Living in a tent and sleeping on the dirt is as foreign to many of these people as it is to me. It’s not easy for them. They are away from the fighting, but they are facing new challenges.
Perhaps the most difficult challenge is the unknown. One woman told me that she found out her father died while trying to escape. She knows that her husband is still in South Sudan, but she has no way to contact him. She doesn’t know when or if they will be reunited. She doesn’t know if life can ever be what it used to be. For now, she only knows that she and her children are safe.
“Usually, when you’re dealing with a refugee, it has a lot of aspects that are attached to it,” Martha said. “One of the aspects is the psychological pain that they go through.”
Samaritan’s Purse is feeding 20,000 refugees every week at Kiryandongo. The food is meeting basic necessities, but there are far more needs that Samaritan’s Purse cannot fulfill. For those, the refugees will have to look to the hope they have in God.
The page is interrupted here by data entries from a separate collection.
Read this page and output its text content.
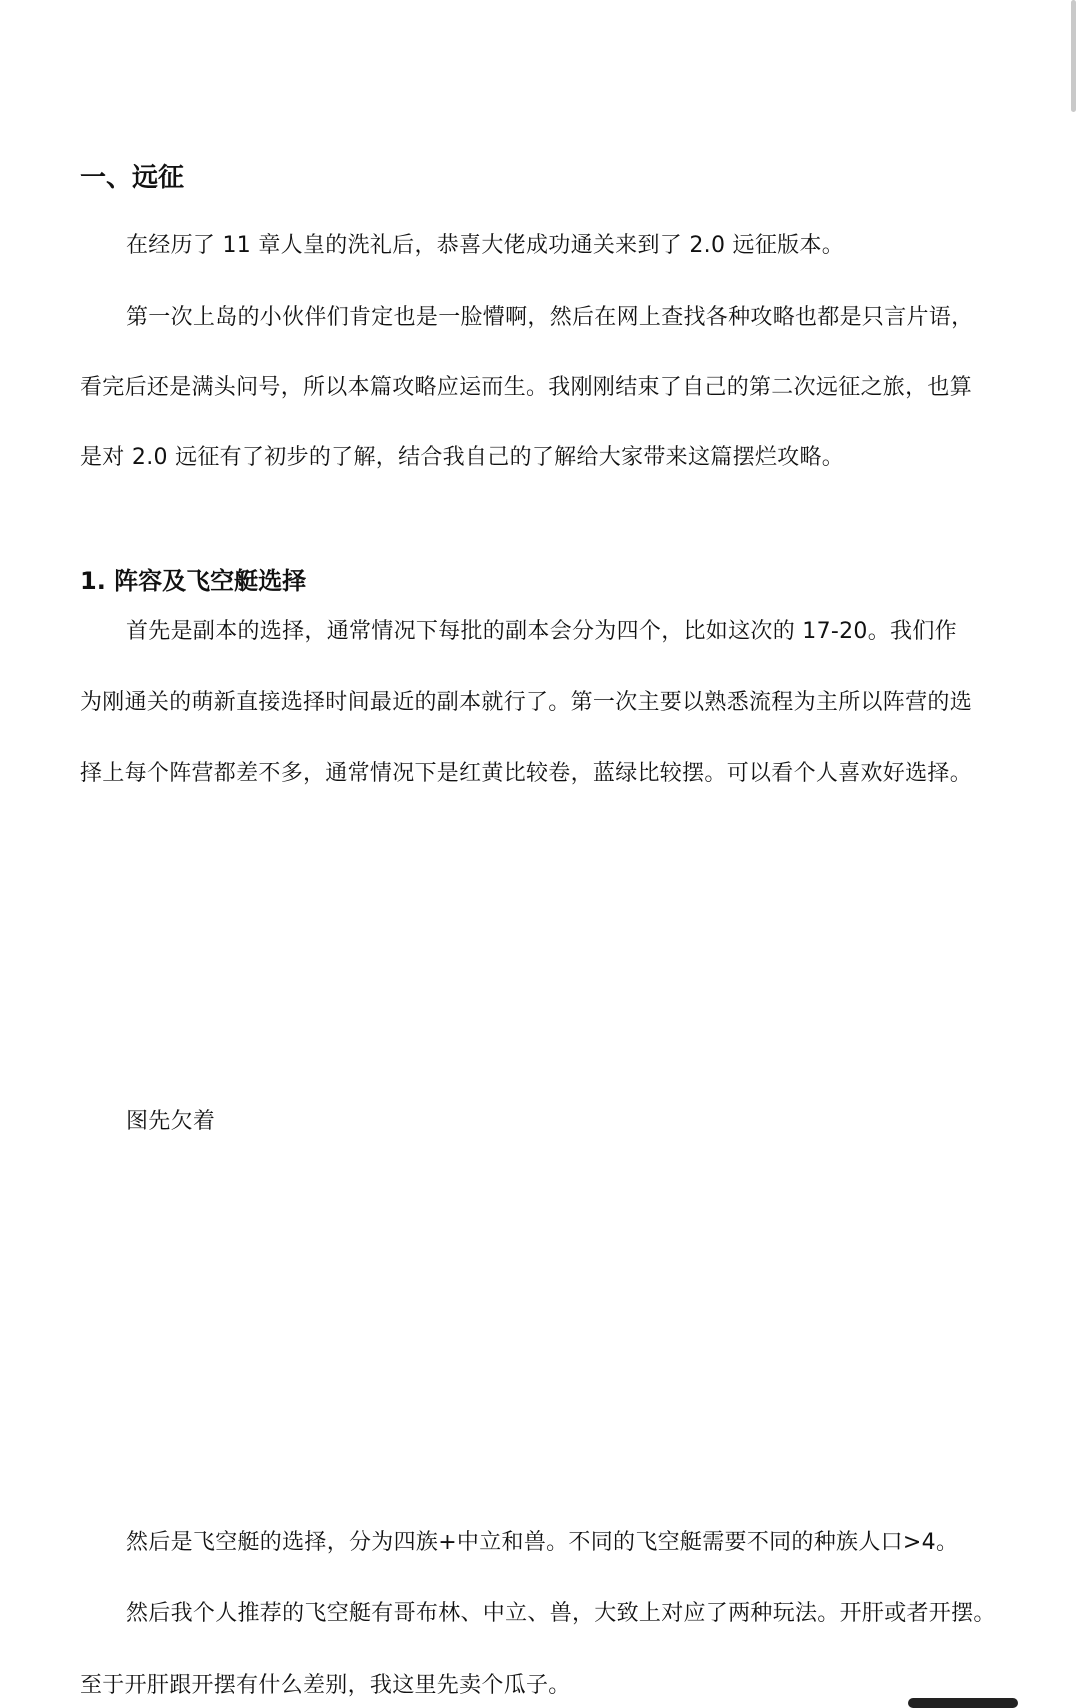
一、远征
在经历了 11 章人皇的洗礼后，恭喜大佬成功通关来到了 2.0 远征版本。
第一次上岛的小伙伴们肯定也是一脸懵啊，然后在网上查找各种攻略也都是只言片语，
看完后还是满头问号，所以本篇攻略应运而生。我刚刚结束了自己的第二次远征之旅，也算
是对 2.0 远征有了初步的了解，结合我自己的了解给大家带来这篇摆烂攻略。
1. 阵容及飞空艇选择
首先是副本的选择，通常情况下每批的副本会分为四个，比如这次的 17-20。我们作
为刚通关的萌新直接选择时间最近的副本就行了。第一次主要以熟悉流程为主所以阵营的选
择上每个阵营都差不多，通常情况下是红黄比较卷，蓝绿比较摆。可以看个人喜欢好选择。
图先欠着
然后是飞空艇的选择，分为四族+中立和兽。不同的飞空艇需要不同的种族人口>4。
然后我个人推荐的飞空艇有哥布林、中立、兽，大致上对应了两种玩法。开肝或者开摆。
至于开肝跟开摆有什么差别，我这里先卖个瓜子。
It’s both difficult and necessary.
“They have suffered a lot of conflict,” Martha said. “Some of them have suffered rape. Some of them have witnessed the killing of their own loved ones. Some of them have never witnessed peace in their lifetimes.”
Please pray for South Sudanese refugees in Uganda as they face problems more complex than basic needs. Pray for people who don’t know where their families are or what the future holds for them. Pray for protection, and pray for peace.
Pray that 14-year-old Bill, and others like him, find the strength they need for each day and that, most of all, they are able to look to God for comfort.